'What indeed!' said the young man who had begun the conversation with a disagreeable enigmatical smile, stretching out his hand for another cigarette, and drawing it back with a look under his drooped eyelids—a look of cold impertinent scrutiny—at Catherine Elsmere.
'Ah! well—I don't want to be obtrusively moral—Heaven forbid! But there is such a thing as destroying the illusion to such an extent that you injure your pocket. Desforêts is doing it—doing it actually in Paris too.'
There was a ripple of laughter.
'Paris and illusions—O mon Dieu!' groaned young Evershed, when he had done laughing, laying meditative hands on his knees and gazing into the fire.
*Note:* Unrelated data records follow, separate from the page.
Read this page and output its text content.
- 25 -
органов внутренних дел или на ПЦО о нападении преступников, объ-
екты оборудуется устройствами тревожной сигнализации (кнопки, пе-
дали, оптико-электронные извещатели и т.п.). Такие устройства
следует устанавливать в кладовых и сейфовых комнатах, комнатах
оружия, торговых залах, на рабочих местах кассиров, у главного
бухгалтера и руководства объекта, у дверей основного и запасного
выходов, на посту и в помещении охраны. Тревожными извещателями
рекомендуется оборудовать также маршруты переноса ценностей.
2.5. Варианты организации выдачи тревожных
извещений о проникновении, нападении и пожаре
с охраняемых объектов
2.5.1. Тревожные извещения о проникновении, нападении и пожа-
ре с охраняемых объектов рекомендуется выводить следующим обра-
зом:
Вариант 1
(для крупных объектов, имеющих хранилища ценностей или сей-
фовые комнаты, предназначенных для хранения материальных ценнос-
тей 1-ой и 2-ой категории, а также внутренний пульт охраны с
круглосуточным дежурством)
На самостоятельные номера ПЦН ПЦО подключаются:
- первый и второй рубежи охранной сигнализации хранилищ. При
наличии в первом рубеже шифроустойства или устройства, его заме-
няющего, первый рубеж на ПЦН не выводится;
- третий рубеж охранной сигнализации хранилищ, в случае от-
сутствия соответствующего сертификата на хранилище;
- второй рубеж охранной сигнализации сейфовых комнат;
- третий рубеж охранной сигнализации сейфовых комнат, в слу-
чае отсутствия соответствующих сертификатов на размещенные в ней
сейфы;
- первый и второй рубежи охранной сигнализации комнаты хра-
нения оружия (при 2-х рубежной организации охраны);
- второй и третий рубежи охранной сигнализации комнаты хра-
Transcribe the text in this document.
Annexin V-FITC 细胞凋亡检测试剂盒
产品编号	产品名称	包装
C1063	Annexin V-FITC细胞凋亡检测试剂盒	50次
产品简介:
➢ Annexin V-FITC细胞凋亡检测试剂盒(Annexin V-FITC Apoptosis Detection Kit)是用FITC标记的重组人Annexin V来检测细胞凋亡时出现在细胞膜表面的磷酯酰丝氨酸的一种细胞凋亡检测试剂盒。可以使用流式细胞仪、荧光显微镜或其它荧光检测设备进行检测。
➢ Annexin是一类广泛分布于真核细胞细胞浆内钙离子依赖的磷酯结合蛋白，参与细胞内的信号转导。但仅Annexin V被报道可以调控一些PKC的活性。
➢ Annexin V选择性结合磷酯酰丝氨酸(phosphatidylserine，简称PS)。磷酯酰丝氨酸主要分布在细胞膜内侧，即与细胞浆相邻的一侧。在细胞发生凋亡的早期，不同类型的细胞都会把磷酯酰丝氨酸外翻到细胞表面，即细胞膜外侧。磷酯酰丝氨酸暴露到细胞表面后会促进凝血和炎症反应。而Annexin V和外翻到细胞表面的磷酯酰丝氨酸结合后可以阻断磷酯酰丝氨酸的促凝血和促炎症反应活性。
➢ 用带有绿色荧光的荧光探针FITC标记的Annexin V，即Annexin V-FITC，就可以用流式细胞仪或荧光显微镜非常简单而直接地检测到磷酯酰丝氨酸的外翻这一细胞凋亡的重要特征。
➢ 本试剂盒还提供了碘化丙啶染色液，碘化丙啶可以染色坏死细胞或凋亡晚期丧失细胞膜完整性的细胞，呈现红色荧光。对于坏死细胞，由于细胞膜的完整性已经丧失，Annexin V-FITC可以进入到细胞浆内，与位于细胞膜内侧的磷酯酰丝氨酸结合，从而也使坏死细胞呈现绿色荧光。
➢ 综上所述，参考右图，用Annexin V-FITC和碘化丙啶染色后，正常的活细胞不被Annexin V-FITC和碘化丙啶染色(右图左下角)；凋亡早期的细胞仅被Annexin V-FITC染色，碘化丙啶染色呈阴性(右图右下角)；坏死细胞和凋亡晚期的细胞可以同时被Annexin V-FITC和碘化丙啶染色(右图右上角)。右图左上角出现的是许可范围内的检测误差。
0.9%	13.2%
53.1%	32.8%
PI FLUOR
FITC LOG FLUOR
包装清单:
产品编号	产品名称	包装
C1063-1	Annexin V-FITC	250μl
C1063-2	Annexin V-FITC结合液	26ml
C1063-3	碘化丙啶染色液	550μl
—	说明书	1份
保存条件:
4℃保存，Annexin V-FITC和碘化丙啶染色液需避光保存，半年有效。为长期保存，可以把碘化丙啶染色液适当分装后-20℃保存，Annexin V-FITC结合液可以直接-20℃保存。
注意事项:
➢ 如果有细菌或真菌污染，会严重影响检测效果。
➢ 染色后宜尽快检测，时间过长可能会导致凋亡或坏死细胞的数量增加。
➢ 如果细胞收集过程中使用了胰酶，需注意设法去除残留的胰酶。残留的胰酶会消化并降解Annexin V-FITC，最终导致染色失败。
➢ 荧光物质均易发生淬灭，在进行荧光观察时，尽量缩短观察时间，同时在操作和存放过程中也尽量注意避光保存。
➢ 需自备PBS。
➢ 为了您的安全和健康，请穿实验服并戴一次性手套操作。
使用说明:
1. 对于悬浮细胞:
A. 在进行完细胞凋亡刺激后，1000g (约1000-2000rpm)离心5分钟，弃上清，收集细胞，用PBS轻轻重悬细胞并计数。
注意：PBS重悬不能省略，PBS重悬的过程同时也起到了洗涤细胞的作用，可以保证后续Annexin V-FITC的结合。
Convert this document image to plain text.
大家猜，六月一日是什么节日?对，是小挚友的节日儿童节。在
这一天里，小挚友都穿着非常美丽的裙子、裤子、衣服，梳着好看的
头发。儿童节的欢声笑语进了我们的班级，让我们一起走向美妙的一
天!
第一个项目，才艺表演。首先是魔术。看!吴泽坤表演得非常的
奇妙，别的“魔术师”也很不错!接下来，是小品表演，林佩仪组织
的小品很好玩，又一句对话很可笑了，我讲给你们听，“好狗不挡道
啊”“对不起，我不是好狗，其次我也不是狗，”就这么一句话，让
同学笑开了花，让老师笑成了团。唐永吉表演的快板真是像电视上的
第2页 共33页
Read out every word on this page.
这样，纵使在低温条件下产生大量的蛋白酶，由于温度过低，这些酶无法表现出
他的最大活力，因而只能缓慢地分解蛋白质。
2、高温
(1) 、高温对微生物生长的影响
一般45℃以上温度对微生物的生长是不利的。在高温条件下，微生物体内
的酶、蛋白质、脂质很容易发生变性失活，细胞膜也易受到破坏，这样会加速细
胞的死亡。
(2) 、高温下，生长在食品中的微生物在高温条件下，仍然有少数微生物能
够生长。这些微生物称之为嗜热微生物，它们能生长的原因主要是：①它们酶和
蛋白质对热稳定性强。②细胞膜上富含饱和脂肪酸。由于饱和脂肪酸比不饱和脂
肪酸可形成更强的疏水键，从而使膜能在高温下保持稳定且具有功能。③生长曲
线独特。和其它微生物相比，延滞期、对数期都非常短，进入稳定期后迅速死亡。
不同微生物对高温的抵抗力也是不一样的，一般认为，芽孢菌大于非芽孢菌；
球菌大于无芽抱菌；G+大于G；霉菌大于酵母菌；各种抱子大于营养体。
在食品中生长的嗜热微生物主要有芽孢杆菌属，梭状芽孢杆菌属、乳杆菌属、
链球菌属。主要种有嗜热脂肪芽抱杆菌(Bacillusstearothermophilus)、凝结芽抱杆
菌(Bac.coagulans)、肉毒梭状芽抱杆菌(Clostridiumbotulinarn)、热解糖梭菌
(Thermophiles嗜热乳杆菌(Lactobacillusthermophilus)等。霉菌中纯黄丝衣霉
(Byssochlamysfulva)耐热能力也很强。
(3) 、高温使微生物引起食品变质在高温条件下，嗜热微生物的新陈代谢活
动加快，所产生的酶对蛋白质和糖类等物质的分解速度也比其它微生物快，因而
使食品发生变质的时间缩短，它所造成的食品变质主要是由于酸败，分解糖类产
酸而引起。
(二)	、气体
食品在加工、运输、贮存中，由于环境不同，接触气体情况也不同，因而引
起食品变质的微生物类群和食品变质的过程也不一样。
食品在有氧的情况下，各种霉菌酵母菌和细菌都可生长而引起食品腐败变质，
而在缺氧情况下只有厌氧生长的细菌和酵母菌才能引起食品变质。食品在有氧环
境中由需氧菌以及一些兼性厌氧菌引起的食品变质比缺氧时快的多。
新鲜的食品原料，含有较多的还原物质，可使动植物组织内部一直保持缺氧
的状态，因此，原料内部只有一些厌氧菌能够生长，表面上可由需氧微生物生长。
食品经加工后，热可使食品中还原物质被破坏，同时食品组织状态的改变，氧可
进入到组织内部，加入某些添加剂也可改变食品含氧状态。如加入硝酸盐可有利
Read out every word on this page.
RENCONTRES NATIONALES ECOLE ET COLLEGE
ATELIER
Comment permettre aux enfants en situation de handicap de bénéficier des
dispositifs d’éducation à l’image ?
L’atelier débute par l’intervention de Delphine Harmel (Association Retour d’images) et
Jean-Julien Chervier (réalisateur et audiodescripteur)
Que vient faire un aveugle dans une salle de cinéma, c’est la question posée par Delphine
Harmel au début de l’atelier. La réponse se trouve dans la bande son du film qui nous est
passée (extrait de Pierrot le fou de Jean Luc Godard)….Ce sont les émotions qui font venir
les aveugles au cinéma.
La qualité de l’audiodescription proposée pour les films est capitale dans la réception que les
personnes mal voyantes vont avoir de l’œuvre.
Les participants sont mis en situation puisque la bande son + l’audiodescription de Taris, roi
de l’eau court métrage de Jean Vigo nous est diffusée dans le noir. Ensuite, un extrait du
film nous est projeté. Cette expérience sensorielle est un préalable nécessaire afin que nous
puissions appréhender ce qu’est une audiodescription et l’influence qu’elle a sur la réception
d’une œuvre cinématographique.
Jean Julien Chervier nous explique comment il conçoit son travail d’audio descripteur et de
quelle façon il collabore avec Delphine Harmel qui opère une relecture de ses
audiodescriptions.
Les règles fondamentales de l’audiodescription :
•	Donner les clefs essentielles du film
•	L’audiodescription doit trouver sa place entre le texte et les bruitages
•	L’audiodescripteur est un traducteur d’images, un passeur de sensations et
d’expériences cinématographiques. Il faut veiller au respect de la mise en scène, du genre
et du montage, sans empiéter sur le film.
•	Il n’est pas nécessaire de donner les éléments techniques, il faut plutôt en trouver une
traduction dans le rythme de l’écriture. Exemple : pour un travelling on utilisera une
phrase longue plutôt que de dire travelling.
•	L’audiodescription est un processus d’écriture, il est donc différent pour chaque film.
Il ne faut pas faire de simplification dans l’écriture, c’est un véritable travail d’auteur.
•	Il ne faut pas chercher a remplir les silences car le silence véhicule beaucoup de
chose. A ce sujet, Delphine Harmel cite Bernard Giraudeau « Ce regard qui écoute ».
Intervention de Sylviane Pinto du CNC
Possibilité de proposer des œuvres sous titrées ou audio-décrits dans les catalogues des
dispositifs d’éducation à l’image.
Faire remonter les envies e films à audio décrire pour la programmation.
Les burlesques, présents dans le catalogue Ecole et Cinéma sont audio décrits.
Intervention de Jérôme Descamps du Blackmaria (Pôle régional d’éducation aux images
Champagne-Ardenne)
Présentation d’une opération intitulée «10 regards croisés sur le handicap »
'I tell you I have seen it,' said Lord Rupert, waxing combative, and slapping the leg he was nursing with emphasis. 'The last time I went to see Desforêts in Paris the theatre was crammed, and the house—theatrically speaking—ice. They received her in dead silence—they gave her not one single recall—and they only gave her a clap, that I can remember, at those two or three points in the play where clap they positively must or burst. They go to see her—but they loathe her—and they let her know it.'
'Bah!' said his opponent, 'it is only because they are tired of her. Her vagaries don't amuse them any longer—they know them by heart. And—by George! she has some pretty rivals too, now!' he added reflectively,—'not to speak of the Bernhardt.'
'Well, the Parisians can be shocked,' said Count Wielandt in excellent English, bending forward so as to get a good view of his hostess. 'They are just now especially shocked by the condition of English morals!'
The twinkle in his eye was irresistible. The men, understanding his reference to the avidity with which certain English aristocratic scandals had been lately seized upon by the French papers, laughed out—so did Lady Aubrey. Madame de Netteville contented herself with a smile.
'They profess to be shocked, too, by Renan's last book,' said the editor from the other side of the room.